Although the older adults in our sample exhibited the expected deficits relative to the young cohort—supporting the system’s construct validity—this pilot study was not intended to establish new clinical indices or to delineate unique functional characteristics of older adults. Such finer-grained analyses will be pursued once a larger, clinically stratified dataset becomes available.

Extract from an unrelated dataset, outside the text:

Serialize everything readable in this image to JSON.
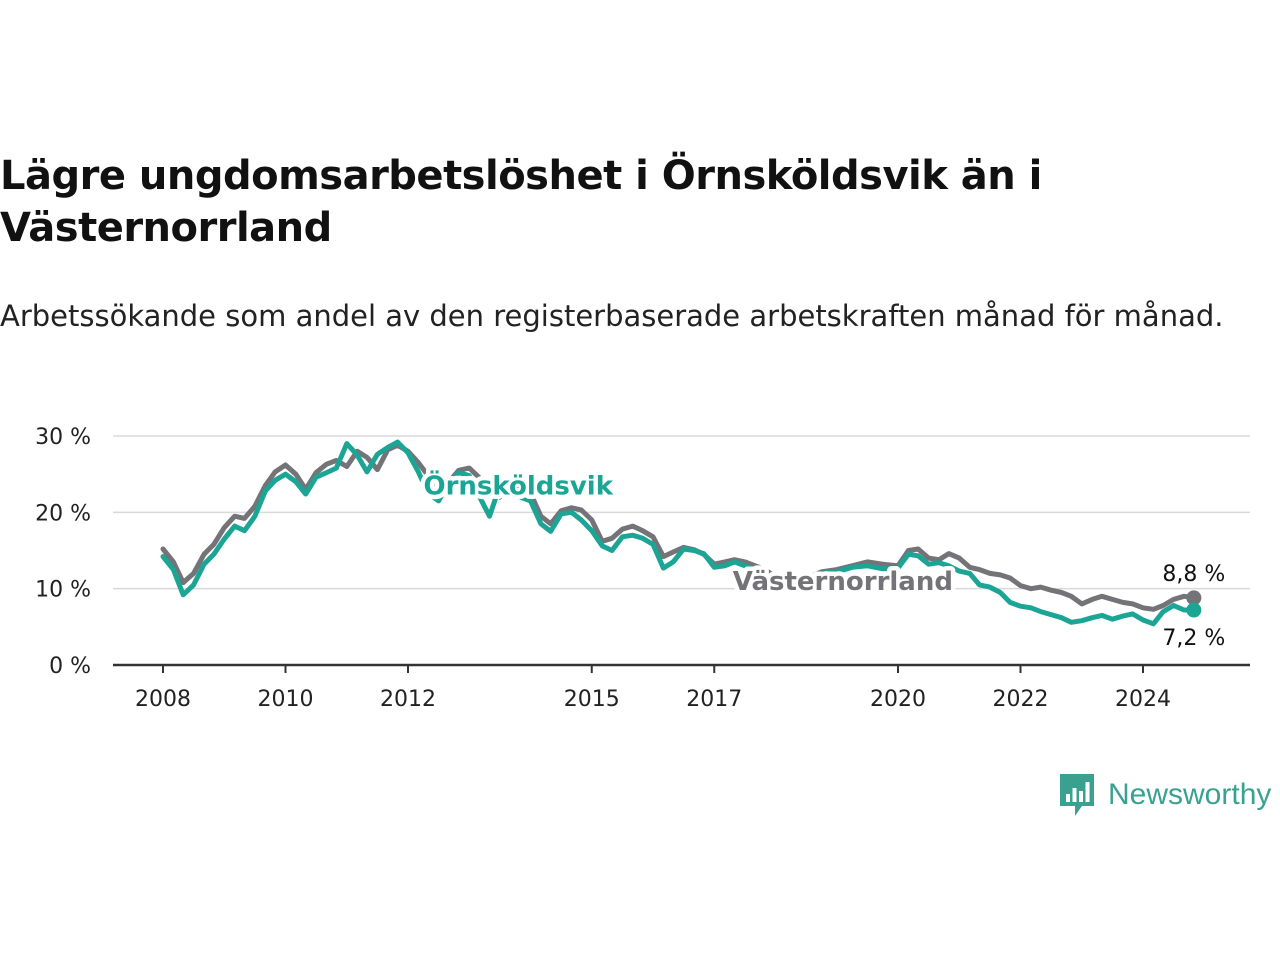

This platform, which requires minimal setup, operates with a non-contact design, and involves brief testing protocols, could be readily adopted in resource-limited settings such as community clinics or nursing homes, and it could enable early detection of mobility decline and promote targeted fall prevention strategies or strengthening interventions.
5. Conclusions
This pilot study demonstrates the feasibility of a simple, markerless Azure Kinect platform to capture quantitative squat and sway metrics in older adults without wearable sensors or specialized laboratories, and it reliably discriminated between eight older and eight younger participants by revealing shallower squat depth, larger minimum knee angles, and greater CoM sway in the older group. These results satisfy Objective 1, confirming that the system can acquire valid biomechanical data in older adults, and Objective 2, showing it can systematically differentiate them from young healthy controls. Crucially, the window-specific balance analysis—where the first ten seconds of each stance already exposed peak instability—and the session-to-session variability observed after a real fall illustrate the platform’s capacity to flag subtle functional changes at an early stage, thereby fulfilling Objective 3 of exploring its potential for early detection of physical decline. Although validation in larger, clinically stratified cohorts and benchmarking against gold-standard instruments are still needed, the present findings point to a practical, non-contact solution that could enrich routine geriatric assessment with fine-grained biomechanical information and ultimately support targeted fall-prevention strategies.